To assemble the parts, Nguyen and two of his fellow investigators in the MU Interdisciplinary Plant Group, Gary Stacey and Dong Xu, are combining their expertise in plant physiology, molecular genetics and computational biology to create a comprehensive database of all proteins and metabolites found in the soybean seed, leaf and roots. Once completed, the database will be available to the entire soybean community.

In addition, they will study how proteins and metabolites change in these tissues in response to drought and different pathogen attacks.

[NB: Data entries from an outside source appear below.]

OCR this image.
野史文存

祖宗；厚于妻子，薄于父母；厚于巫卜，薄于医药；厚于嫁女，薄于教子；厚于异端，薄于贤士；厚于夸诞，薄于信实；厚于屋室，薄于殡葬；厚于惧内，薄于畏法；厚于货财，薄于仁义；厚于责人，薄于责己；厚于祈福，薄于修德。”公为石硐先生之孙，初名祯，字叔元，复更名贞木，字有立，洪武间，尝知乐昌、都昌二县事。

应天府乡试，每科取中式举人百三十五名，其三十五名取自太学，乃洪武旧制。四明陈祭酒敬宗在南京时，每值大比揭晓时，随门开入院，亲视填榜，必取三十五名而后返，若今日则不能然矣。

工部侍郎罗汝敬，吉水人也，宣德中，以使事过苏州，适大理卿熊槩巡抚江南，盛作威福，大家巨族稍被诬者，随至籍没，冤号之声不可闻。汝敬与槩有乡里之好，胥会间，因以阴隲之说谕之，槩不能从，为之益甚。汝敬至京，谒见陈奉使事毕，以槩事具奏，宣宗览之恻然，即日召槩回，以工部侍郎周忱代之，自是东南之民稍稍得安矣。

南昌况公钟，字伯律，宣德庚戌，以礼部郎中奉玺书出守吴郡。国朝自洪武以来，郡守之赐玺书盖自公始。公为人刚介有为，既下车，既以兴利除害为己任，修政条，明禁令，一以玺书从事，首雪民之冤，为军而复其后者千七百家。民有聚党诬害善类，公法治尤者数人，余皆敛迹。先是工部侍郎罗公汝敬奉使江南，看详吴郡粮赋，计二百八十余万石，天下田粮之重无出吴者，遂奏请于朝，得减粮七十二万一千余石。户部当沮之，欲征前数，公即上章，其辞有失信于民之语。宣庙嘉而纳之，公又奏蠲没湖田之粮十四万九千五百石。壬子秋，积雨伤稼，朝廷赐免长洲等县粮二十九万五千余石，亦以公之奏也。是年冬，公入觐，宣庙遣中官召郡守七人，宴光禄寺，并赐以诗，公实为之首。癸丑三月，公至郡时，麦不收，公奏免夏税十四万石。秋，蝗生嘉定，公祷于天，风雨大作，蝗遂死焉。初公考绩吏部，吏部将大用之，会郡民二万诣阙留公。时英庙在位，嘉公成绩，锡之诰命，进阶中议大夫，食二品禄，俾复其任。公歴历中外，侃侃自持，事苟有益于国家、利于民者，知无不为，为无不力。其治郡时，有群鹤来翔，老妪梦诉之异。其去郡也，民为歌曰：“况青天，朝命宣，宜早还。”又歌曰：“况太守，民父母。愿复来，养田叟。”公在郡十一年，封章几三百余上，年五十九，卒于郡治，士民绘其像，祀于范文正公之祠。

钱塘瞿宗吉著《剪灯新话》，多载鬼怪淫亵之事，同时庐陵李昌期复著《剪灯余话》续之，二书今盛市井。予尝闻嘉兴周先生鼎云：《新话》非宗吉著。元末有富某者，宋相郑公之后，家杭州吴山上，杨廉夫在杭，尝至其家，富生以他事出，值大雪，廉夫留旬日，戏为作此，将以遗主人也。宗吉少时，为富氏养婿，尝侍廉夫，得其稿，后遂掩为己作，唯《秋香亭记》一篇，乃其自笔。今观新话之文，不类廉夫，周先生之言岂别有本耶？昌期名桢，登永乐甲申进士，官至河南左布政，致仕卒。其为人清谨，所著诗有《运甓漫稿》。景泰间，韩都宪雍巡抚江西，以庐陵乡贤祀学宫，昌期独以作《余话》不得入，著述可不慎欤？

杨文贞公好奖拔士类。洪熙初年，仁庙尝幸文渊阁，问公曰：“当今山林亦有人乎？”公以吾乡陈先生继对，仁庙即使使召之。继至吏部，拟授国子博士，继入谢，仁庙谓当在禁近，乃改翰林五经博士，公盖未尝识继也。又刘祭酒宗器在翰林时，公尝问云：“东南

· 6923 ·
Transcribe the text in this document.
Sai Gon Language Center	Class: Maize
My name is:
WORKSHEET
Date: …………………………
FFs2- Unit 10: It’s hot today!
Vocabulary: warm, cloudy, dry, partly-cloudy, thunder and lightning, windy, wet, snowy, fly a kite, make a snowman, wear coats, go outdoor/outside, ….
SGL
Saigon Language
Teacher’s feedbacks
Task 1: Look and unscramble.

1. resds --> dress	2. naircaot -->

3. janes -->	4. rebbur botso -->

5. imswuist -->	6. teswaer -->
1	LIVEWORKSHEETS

“Plants turn certain proteins and metabolites on or off or up or down in response to environmental cues,” said Nguyen, who also is an investigator in the Christopher S. Bond Life Sciences Center. “For example, a soybean plant grown under drought conditions will send out a deeper root or increase root branching. These changes in the physical attributes of the plant arise from changes in proteins and metabolites.”

Nguyen and his colleagues said that the database will be used to create computerized soybean models that can predict changes in the physiology and biology of the plant under changing environmental conditions. Such models can then be used to engineer better performing varieties.

The USB is a farmer-led organization composed of 62 farmer-directors. The USB oversees the investments of the soybean check off on behalf of all U.S. soybean farmers.